Have you ever seen those posts on Pinterest or Facebook that show what the writing life looks like? The pic looks something like this:
It’s funny because it’s true. I would be willing to bet every writer at one point or another has completely lost all creative ability and literally just sat there, fingers on the computer or pen in hand, praying for inspiration to hit. I have a term for this. I call it The Center Slump. Yep. You hit the middle of your book.
Seriously though, if you’ve experienced this momentary loss of creative ability there is a good chance you’re somewhere in the middle of the book. The fact is, we can outline and structure all the day long, but there are always pieces and parts that come in and surprise us. Sometimes we realize that the outline we wrote just won’t work for where the story is headed. It’s the Center Slump. Anytime you lose creative ability when writing, just blame it on the Center Slump.
What is the Center Slump?
The Center Slump is entirely my own term, but it’s a fancy way of saying you’ve hit writer’s block. The reason I call it the Center Slump is because it often comes in the middle of the story. You get excited when you start, and you have a clear vision of the end. You can write those! The middle details are often blurred though. They’re not as easy to get out of your head so getting through the blurred section can be challenging. Sometimes it’s miserable. Sometimes it’s boring. Sometimes you experience moments of brilliance, and other times you’re sure there’s nothing in your head but an chalkboard and no chalk.
Thankfully, you don’t have to become friends with the Center Slump. You can, in fact, get it to go away. Here’s how.
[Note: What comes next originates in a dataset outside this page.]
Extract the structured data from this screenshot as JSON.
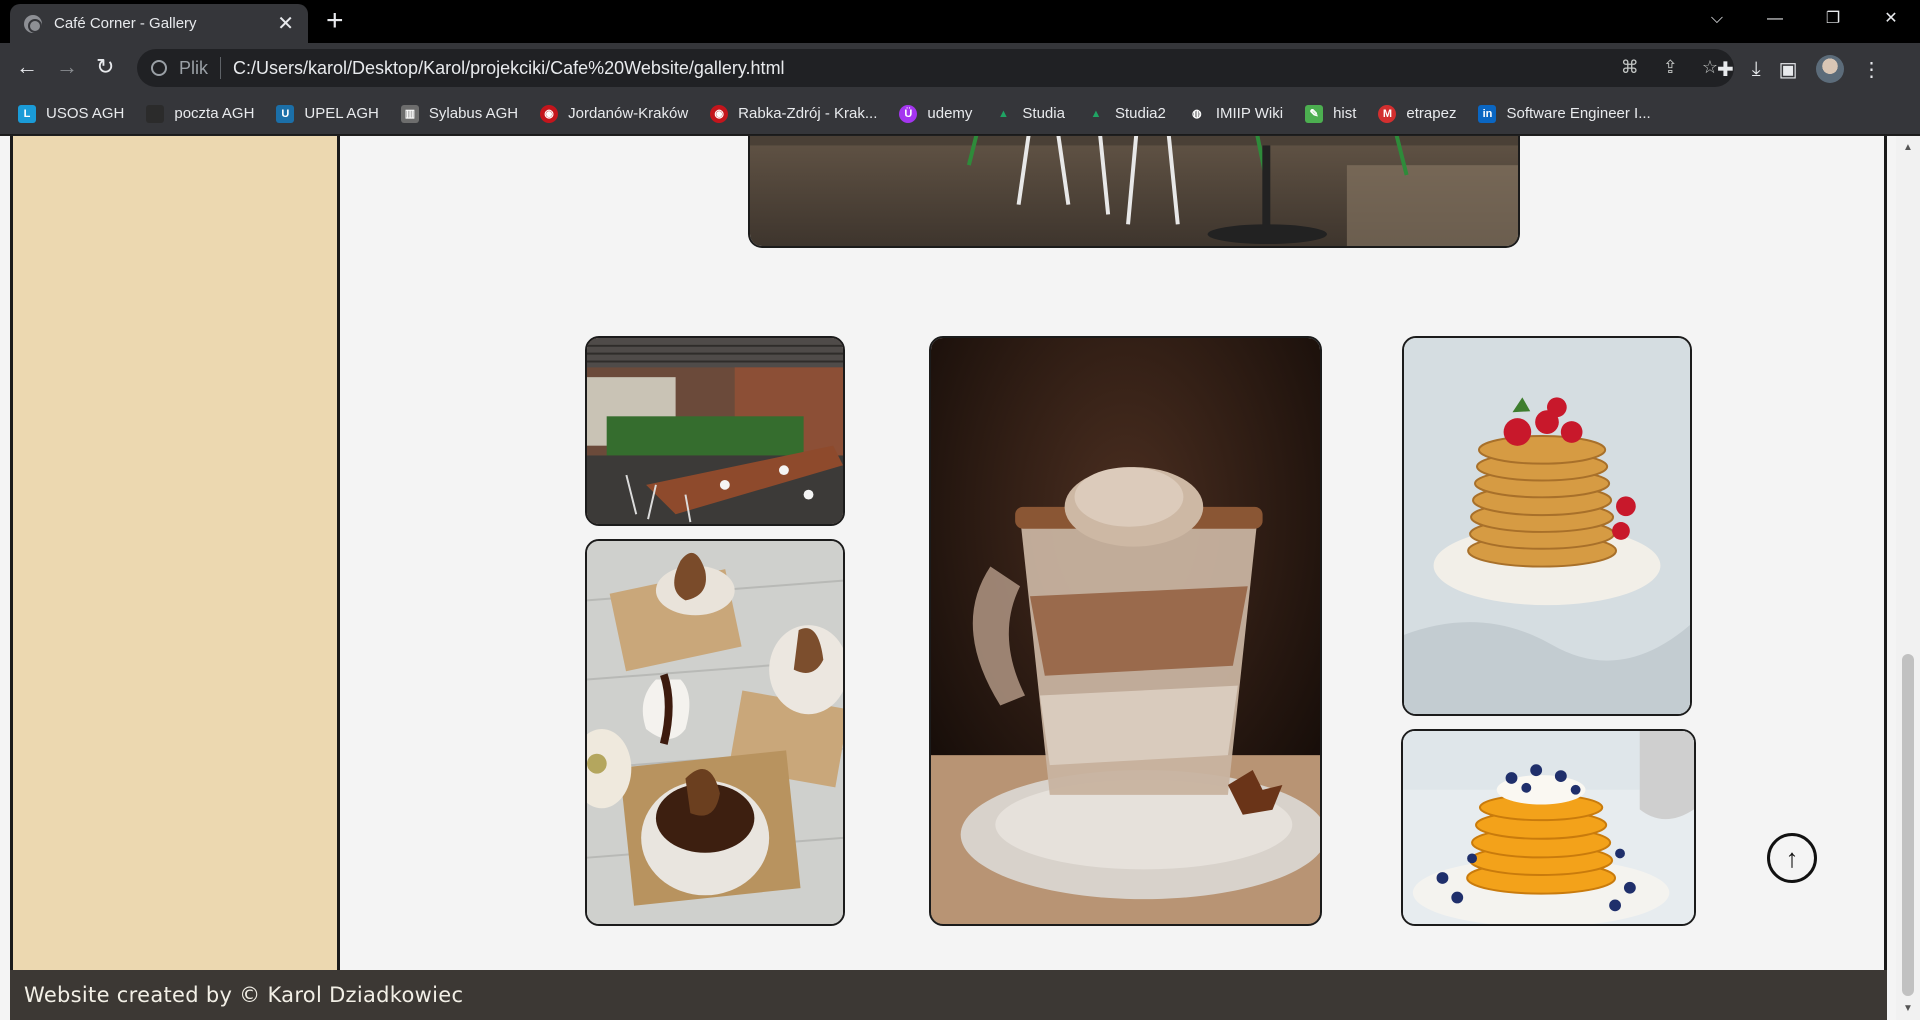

1. Write every day. This advice almost seems counterproductive when you think about how difficult it is to write through writer’s block, but it’s actually one of the best things you can do to get your creative juices flowing. You start writing every day, and eventually the story starts to flow in. You’ve awakened the creative mind; you’ve dumped life into the characters. They start talking, you start seeing little flashes of their experience. I promise, it’s only hard to write every day at the beginning. It does get easier!
2. Take your characters out of your story and into something else. While this exercise may seem like a waste of time, sometimes what you need when you hit Center Slump is to separate yourself from the story. For me, my brain tends to experience overload, and when it does it bogs down. Taking the characters into a new scene fires up a different part of my creative mind. It forces the characters to react newly, which makes it possible to flesh out more of their layers; a flat character never did anybody any good. When you put them in a new scene, you discover who they are. You can then take those discoveries and put them back into your novel. Quite often the story will start moving again.
3. Brainstorm with a friend. I’ve experienced writer’s block more times than I care to admit in my writing career. Sometimes I’ve let it stop me for months… even years. Sad, I know. But recently I committed to finishing a novel I started a few years ago. I gave myself three months to do it and promised to write 5,000 words a week. Halfway through the novel, lo and behold I hit the Center Slump. I could see the end, I had a good beginning, but I was stuck and no matter how much I tried to force my brain to think of something, it wouldn’t do it. Knowing this would kill my commitment, I got in communication with my family. I told them I was stuck and needed their help. They willingly pitched in and we brainstormed for about ten minutes, coming up with a lot of different things we could add to the story. By the end of the ten minutes I had pieces to put in place that would fill in plot holes that I knew were there, and pieces I could use to move forward. My brainstorm session added so much to the novel! And it only took ten minutes. It was well worth doing.
4. Write something completely new. Don’t do anything with your characters. Instead, find a writing prompt online and write a piece of flash fiction for that prompt. Again, it gets different creative juices flowing and re-opens the channels so you can get unstuck. It’s a short, easy exercise and can have a great payoff.
5. Take a secondary character from your novel and write their story. This is another great way to get a different set of creative juices flowing. When you take out a secondary character, you see a new story emerge of their life that lines up with the story you are already writing. It helps give you a fresh perspective on something you’ve obviously been looking at for too long.
6. Get out of the house. Go write somewhere else. Go to a coffee shop and write. Go find a rock by a stream and write. Go to a mall and write. Go sit in your car and write. Go anywhere but where you normally write and see if magic happens.
7. Get out of the house and leave your writing behind. If you’re really stuck, walk away from it all for a brief moment and go people watch. People watching is a great way to get new ideas! Be aware of what’s going on around you and add story to what you see. I even did this with a car driving by. The license plate was something along the lines of 1kisss. Something like that. From that license plate my friends and I came up with four or five different plot ideas that would have fit the man driving the car. Then we drove by the car and discovered it was a woman. Whoopsie! We had to change our plots. Still, it was a great exercise in creativity.
Basically, the idea is to do any exercise that will rekindle your flame. Writing is so much more than putting words on a piece of paper. It’s an experience. It’s a way to let go of old hurts. It’s a way to process new ones. It’s a way to celebrate joy. It’s a way to intensely experience old emotions and discover new ones. It’s magic. When you rekindle the magic, your work will start moving.